- Ilmu Feng Shui mengajarkan penyeimbangan lima elemen chi untuk menciptakan hunian harmonis dan meningkatkan kesehatan penghuni.
- Penghuni rumah dapat mengobservasi kondisi warna, material, serta pencahayaan guna mengenali elemen yang berlebihan atau kurang.
- Penyesuaian bertahap pada elemen kayu, api, tanah, logam, dan air dilakukan tanpa memerlukan renovasi besar.
Suara.com - Feng Shui bukan sekadar tata ruang atau penempatan perabot semata. Ilmu kuno asal China ini menekankan keseimbangan energi atau chi di dalam hunian agar penghuninya merasakan ketenangan, kesehatan, dan kelancaran rezeki.
Salah satu pilar utamanya adalah teori lima elemen: kayu, api, tanah, logam, dan air. Kelima elemen ini saling berhubungan melalui siklus saling mendukung (sheng) dan saling mengendalikan (ke). Jika salah satu elemen terlalu dominan atau justru kurang, energi di rumah bisa terganggu dan memengaruhi suasana serta kehidupan sehari-hari.

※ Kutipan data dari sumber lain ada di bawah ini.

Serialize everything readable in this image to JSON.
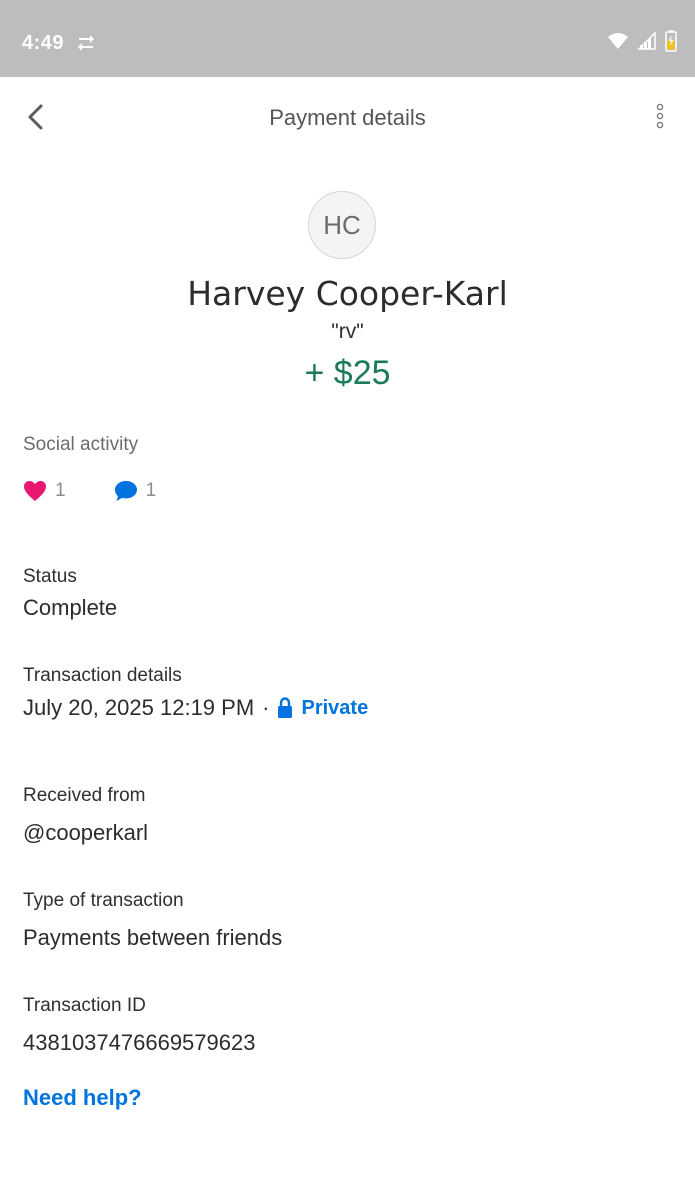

Banyak orang mengira menerapkan Feng Shui harus dengan renovasi besar atau membeli banyak barang mahal. Padahal, menyeimbangkan lima elemen bisa dilakukan secara bertahap dengan penyesuaian sederhana.
Warna dinding, jenis material, tanaman, pencahayaan, hingga aliran air di dalam rumah semuanya berperan. Rumah yang seimbang secara elemen biasanya terasa lebih nyaman, tidak pengap secara emosional, dan mendukung produktivitas serta hubungan antar penghuni.
Di era modern, semakin banyak orang yang menyadari bahwa lingkungan fisik sangat memengaruhi mental. Stres, susah tidur, atau perasaan tidak betah di rumah sendiri sering kali bisa dilacak dari ketidakseimbangan elemen.
Artikel ini akan memandu Anda langkah demi langkah bagaimana mengenali dan menyeimbangkan kelima elemen Feng Shui di rumah. Dengan pendekatan praktis dan bisa diterapkan di rumah apa pun, Anda bisa menciptakan hunian yang lebih harmonis tanpa harus menjadi ahli Feng Shui seketika.

1. Kenali Kondisi Elemen di Rumah Anda Saat Ini
Langkah pertama adalah observasi. Perhatikan warna dominan, material lantai dan furniture, jumlah tanaman, sumber cahaya, serta keberadaan air. Elemen kayu tampak dari tanaman hijau, kayu alami, dan warna hijau atau coklat muda.
Elemen api dari warna merah, oranye, ungu, lampu terang, serta bentuk segitiga. Elemen tanah dari warna kuning, krem, coklat tanah, batu, keramik, dan bentuk persegi.
Elemen logam dari warna putih, abu-abu, emas, perak, serta material logam dan bentuk bulat. Elemen air dari warna biru, hitam, cermin, air mancur, atau bentuk bergelombang.
Catat mana yang berlebihan dan mana yang kurang. Rumah minimalis modern sering kekurangan kayu dan air, sementara rumah tropis kadang terlalu banyak kayu dan kurang logam.
2. Seimbangkan Elemen Kayu untuk Pertumbuhan dan Vitalitas
Elemen kayu melambangkan pertumbuhan, kesehatan, dan kreativitas. Jika kurang, tambahkan tanaman hidup di sudut ruangan, furniture kayu, atau warna hijau pada bantal dan gorden.
Hindari menaruh terlalu banyak tanaman di area yang sudah lembap agar tidak berlebihan.
Kayu juga bisa diperkuat dengan elemen air (karena air menyuburkan kayu) dan dikendalikan oleh logam jika terlalu dominan. Letakkan tanaman di ruang keluarga atau dekat jendela agar chi tumbuh dengan baik.